This necessity of choice always stands before each man: the warmth and coziness of this earthly home, well-protected from wind and storms, or the endless space of eternity, in which there is only one firm and unquestionable thing, and this firm and unquestionable thing is the cross.
– Mother Maria Skobtsova
It happens incrementally, me being lulled back into the stupefying slumber of earthly satiation. Days, months pass by free of any real adversity and I grow comfortable. My prayers become hurried and robotic, and my longings devolve from the acquiring of salvation at whatever cost to the accumulation of pleasures. My urgency for Christ grows weaker and weaker until my faith, rather than being my everything, shifts into merely something – just one of many things that are important to me. My response time to the whisperings of the Holy Spirit, guiding me from minute to minute, grows ever more sluggish until I cease to hear His directives at all, so loud are the worldly invitations to consume, consume, consume myself into a gluttonous state of oblivion.
Then suddenly I am slapped back into consciousness by tragedy, the stinging pain of which forces me to confront yet again the critical reality of my own mortality and the mortality of those I love. Trials rise up large and looming swallowing whole the presumptuous ideals I’d been naively pouring my hopes into. My future turns black as night; I can’t even see my hand in front of my face much less what is awaiting me tomorrow.

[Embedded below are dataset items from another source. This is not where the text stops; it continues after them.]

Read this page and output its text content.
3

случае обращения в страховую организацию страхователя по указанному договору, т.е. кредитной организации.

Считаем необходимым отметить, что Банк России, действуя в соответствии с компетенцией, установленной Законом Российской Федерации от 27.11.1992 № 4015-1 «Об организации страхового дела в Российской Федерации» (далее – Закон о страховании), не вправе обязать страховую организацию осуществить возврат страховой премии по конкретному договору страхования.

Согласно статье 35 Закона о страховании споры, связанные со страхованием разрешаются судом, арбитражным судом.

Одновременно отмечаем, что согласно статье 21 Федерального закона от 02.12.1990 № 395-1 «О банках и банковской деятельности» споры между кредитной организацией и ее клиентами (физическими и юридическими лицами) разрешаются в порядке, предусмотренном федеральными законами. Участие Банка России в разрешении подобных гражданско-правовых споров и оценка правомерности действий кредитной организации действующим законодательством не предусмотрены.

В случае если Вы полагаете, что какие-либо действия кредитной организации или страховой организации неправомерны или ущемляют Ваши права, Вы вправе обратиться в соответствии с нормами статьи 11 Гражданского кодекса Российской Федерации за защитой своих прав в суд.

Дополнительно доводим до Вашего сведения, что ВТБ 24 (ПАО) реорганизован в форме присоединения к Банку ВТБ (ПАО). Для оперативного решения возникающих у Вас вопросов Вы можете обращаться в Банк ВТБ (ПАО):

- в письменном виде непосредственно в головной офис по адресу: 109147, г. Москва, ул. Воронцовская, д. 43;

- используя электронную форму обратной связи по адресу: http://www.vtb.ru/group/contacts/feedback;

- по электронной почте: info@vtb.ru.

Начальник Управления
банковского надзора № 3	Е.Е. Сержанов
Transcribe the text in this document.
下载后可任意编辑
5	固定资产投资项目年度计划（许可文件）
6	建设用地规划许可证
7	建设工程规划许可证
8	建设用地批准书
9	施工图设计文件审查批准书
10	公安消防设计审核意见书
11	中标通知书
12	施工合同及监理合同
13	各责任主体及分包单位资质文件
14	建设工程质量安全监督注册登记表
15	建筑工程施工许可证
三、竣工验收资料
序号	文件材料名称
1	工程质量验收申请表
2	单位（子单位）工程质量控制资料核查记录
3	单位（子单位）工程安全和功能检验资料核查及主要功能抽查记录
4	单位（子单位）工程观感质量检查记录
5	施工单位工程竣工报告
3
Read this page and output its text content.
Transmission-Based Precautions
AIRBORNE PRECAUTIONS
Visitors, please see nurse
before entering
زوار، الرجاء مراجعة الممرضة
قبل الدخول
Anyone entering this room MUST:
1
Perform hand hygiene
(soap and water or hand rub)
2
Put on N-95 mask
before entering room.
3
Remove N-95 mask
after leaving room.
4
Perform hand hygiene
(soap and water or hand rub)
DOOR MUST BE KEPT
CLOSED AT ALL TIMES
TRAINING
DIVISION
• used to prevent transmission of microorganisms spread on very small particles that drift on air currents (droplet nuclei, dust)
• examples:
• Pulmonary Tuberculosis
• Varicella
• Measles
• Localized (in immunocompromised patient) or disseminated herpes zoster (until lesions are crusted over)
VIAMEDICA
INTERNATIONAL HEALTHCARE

“Lord Have Mercy!” I cry, only this time with my whole aching heart. The one thing I need now, more than meeting my deadlines, more than getting more organized, more than more money, more than losing ten pounds, more than vindication, more than being right or known, becomes mercifully clear:
Christ with me, Christ before me, Christ behind me,
Christ in me, Christ beneath me, Christ above me,
Christ on my right, Christ on my left,
Christ where I lie, Christ where I sit, Christ where I arise,
Christ in the heart of everyone who thinks of me,
Christ in the mouth of every one who speaks to me,
Christ in every eye that sees me,
Christ in every ear that hears me.
Salvation is of the Lord.
Salvation is of Christ.
May your salvation, Lord, be ever with us.
– St. Patrick of Ireland
Praise be to God for the hardships and struggles that transform my heavy and lethargic soul into one that is receptive, lithe, and free from vanities and pride. On my own, I would never have the wherewithal to replace my hunger for temporal lusts with an eternal craving for Christ alone. I’ve been shaken awake because I am loved.